The problem was that site regeneration was very slow. Once your site reached any significant size it would take many long minutes to add a single article to your blog.

Due to that problem (and licensing concerns with Movable Type) the blogging world moved on from static site generation to live content management systems (CMS). Those are web applications that not only allow you to enter your content, but also render the site pages to visitors upon demand. The most common replacement for Movable Type was WordPress. (I used a different one called Drupal.)

And all was right with the world. Or, it was until we realized how much load the CMS was exerting upon our measly little shared web servers. Even worse, these systems ended up being rife with security problems and subject to very frequent patch updates.

And so people hated that – either they were constantly patching or their site got taken down by a security exploit.

So, years later, the tide has turned again. Static site generation has returned to popular fashion.

And I think it’s a good look. I’m using the Jekyll static site generator for this site.

I think it’s really going to work this time

Here’s why I’m returning to static site generation:

First, no more insecure, overloaded content servers – yay! I render the content on my local machine and push it up to the server. The web server is just serving up static HTML pages.

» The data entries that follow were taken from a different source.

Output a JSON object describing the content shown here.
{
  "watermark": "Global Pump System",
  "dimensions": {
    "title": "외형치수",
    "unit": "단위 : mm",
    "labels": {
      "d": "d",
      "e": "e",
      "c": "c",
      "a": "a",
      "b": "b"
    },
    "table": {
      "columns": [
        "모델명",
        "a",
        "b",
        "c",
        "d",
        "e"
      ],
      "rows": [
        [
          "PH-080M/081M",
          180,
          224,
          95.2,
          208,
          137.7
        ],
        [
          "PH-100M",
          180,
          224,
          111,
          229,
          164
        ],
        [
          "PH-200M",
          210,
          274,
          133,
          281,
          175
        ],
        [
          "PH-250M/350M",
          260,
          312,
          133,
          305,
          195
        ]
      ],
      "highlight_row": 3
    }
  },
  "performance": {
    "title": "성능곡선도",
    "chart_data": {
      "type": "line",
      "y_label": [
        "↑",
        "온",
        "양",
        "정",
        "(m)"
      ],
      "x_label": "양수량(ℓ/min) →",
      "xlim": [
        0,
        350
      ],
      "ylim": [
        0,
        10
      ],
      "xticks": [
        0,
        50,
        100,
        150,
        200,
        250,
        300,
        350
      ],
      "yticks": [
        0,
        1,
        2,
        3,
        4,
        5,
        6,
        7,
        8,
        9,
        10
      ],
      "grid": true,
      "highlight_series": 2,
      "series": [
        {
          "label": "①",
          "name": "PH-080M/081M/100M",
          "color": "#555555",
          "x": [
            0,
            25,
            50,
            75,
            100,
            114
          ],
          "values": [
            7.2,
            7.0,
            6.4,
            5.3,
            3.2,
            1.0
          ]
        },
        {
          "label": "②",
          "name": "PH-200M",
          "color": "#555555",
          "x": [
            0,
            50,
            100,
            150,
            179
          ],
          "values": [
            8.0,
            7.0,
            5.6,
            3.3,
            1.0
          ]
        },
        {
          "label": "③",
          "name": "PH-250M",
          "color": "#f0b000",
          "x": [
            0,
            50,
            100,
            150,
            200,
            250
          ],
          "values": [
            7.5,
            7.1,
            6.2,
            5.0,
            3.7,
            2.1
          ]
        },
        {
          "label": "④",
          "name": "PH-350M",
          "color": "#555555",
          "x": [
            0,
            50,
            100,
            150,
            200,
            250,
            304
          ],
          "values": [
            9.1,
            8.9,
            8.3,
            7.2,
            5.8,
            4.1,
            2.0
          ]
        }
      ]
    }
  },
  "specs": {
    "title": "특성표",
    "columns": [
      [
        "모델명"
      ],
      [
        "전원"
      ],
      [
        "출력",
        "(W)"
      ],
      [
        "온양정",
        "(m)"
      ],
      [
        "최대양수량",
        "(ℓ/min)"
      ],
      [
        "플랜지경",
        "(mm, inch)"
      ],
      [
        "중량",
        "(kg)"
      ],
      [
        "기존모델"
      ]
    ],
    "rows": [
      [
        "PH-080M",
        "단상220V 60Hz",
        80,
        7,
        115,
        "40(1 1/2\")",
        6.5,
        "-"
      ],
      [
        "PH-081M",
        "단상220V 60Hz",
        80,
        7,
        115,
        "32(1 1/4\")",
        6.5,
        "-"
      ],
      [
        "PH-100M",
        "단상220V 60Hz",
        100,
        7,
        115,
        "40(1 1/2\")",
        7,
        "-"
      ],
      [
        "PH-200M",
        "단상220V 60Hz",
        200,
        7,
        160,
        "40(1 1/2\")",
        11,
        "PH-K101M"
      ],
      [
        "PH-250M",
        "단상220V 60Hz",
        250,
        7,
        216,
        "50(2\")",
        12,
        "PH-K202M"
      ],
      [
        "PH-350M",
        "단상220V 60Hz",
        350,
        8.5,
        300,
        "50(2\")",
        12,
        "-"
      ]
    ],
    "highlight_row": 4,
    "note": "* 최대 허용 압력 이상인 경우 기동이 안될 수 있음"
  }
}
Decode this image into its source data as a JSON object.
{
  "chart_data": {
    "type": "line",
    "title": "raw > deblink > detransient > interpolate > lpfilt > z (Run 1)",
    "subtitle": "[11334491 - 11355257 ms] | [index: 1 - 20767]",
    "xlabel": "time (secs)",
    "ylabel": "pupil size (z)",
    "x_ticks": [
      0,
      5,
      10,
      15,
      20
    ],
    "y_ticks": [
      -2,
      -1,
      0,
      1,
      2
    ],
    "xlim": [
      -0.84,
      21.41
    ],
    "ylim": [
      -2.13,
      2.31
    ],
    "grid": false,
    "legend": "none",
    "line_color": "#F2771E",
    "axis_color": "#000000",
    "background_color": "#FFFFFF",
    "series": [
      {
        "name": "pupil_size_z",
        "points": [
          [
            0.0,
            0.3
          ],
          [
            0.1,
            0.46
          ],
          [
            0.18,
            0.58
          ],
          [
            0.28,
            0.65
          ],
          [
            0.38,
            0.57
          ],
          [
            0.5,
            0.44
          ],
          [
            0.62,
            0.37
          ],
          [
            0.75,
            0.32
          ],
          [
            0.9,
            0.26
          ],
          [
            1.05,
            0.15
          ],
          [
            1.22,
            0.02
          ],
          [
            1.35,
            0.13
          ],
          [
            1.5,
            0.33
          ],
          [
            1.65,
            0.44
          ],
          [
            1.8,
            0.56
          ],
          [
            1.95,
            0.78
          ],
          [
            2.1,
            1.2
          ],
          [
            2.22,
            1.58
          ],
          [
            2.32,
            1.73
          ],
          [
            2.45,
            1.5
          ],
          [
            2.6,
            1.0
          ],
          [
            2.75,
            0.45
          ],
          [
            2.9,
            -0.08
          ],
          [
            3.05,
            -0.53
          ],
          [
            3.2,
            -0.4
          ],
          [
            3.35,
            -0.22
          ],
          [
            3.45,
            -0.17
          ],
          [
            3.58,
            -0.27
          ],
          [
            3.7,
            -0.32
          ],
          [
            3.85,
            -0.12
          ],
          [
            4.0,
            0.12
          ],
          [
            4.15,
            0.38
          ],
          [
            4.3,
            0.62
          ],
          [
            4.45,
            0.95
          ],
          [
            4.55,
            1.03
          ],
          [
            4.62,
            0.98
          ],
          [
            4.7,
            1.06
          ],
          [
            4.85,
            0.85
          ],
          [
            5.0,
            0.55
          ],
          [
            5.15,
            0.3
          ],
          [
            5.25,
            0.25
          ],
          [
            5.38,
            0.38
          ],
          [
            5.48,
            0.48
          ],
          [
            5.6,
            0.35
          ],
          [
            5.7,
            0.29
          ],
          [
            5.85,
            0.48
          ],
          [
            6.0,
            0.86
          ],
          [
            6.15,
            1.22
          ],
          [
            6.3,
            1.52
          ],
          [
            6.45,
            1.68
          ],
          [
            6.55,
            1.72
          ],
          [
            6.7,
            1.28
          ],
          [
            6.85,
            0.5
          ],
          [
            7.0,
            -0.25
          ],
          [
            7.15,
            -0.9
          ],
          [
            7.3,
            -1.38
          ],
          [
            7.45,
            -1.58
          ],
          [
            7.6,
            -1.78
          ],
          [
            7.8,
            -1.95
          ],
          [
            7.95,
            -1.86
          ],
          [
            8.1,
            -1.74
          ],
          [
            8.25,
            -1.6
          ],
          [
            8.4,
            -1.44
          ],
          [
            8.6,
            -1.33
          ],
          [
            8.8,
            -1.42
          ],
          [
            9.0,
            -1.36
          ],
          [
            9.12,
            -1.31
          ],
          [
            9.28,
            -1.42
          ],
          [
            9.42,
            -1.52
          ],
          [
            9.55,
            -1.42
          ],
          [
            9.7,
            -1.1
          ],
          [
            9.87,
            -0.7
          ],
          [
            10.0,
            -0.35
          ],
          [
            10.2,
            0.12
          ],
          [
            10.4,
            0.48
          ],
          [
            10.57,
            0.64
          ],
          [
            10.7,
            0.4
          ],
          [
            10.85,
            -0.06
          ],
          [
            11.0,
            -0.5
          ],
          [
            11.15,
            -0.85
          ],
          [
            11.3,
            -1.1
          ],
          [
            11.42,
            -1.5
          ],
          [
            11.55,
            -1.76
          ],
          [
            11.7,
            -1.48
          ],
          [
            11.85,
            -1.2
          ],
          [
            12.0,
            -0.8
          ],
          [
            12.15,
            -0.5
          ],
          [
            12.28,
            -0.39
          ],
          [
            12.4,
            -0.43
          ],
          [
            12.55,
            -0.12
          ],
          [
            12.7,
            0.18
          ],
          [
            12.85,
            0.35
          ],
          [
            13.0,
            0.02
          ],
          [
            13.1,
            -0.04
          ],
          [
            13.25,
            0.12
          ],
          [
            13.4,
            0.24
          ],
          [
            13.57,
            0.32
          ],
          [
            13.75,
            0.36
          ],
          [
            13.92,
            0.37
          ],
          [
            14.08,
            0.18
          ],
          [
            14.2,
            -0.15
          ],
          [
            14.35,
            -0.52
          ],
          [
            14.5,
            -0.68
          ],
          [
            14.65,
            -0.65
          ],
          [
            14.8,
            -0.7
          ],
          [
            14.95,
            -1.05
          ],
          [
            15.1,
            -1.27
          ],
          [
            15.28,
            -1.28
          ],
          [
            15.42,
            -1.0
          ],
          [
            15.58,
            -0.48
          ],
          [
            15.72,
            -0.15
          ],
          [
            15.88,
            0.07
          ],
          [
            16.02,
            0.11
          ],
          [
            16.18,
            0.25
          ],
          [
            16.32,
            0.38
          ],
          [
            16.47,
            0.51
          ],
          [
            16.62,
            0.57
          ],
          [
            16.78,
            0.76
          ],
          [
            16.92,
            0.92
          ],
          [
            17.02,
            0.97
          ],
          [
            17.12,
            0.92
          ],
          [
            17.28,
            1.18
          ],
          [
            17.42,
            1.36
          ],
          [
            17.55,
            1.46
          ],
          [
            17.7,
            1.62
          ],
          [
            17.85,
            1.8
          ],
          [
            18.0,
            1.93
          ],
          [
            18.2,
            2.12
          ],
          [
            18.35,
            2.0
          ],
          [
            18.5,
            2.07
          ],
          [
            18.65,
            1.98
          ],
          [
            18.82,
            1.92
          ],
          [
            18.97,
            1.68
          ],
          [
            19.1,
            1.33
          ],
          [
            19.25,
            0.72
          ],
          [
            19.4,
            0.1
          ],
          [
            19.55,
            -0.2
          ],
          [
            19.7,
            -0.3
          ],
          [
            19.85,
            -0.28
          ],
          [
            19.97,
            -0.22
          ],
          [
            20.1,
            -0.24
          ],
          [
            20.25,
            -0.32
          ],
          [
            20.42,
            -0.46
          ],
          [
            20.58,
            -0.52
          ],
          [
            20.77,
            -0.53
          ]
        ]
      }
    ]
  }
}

Second, even if I could manage a single site, managing lots of CMS systems is unscalable. At one time I ran a dozen different sites on my web server, each with its own content system. I rarely kept up to date on security patches for the sites I was responsible for. My guest users tended to be even less diligent. That’s a security (and expense) nightmare waiting to happen.

Thirdly, our machines have gotten more powerful. It currently takes me 1.4 seconds to render this site. As the content grows, it will add a couple seconds, but that’s probably about it. That’s two orders of magnitude better than the old Movable Type site generation.

Finally, the software engineering geek in me is grooving on the idea of implementing a CI/CD pipeline to automate my publishing process.

The challenge of dynamic features

There is one big downside to this approach.

Static publishing doesn’t support dynamic features such as comments or webmentions – or scrobbling “last played song” to my site sidebar.

There are solutions such as embedding Javascript to handle these features. (Again, not an option 20 years ago, but common now.)

My concern with this approach is it violates the web page as content principle, which will make my site hard to archive. I have archival copies of every website I’ve created, thanks to the crawling features of the wget command. Unless somebody wants to build a Javascript interpreter into wget, I’ll lose the ability to easily crawl and archive my site.

I’ve got some ideas – such as injecting dynamic content into the CI/CD pipeline. But I’d hate to require a complete site rebuild every time I scrobble a song.

I’ll continue thinking about this problem. I’m confident there’s a solution out there. And you know I’ll probably blog about it when I figure it out.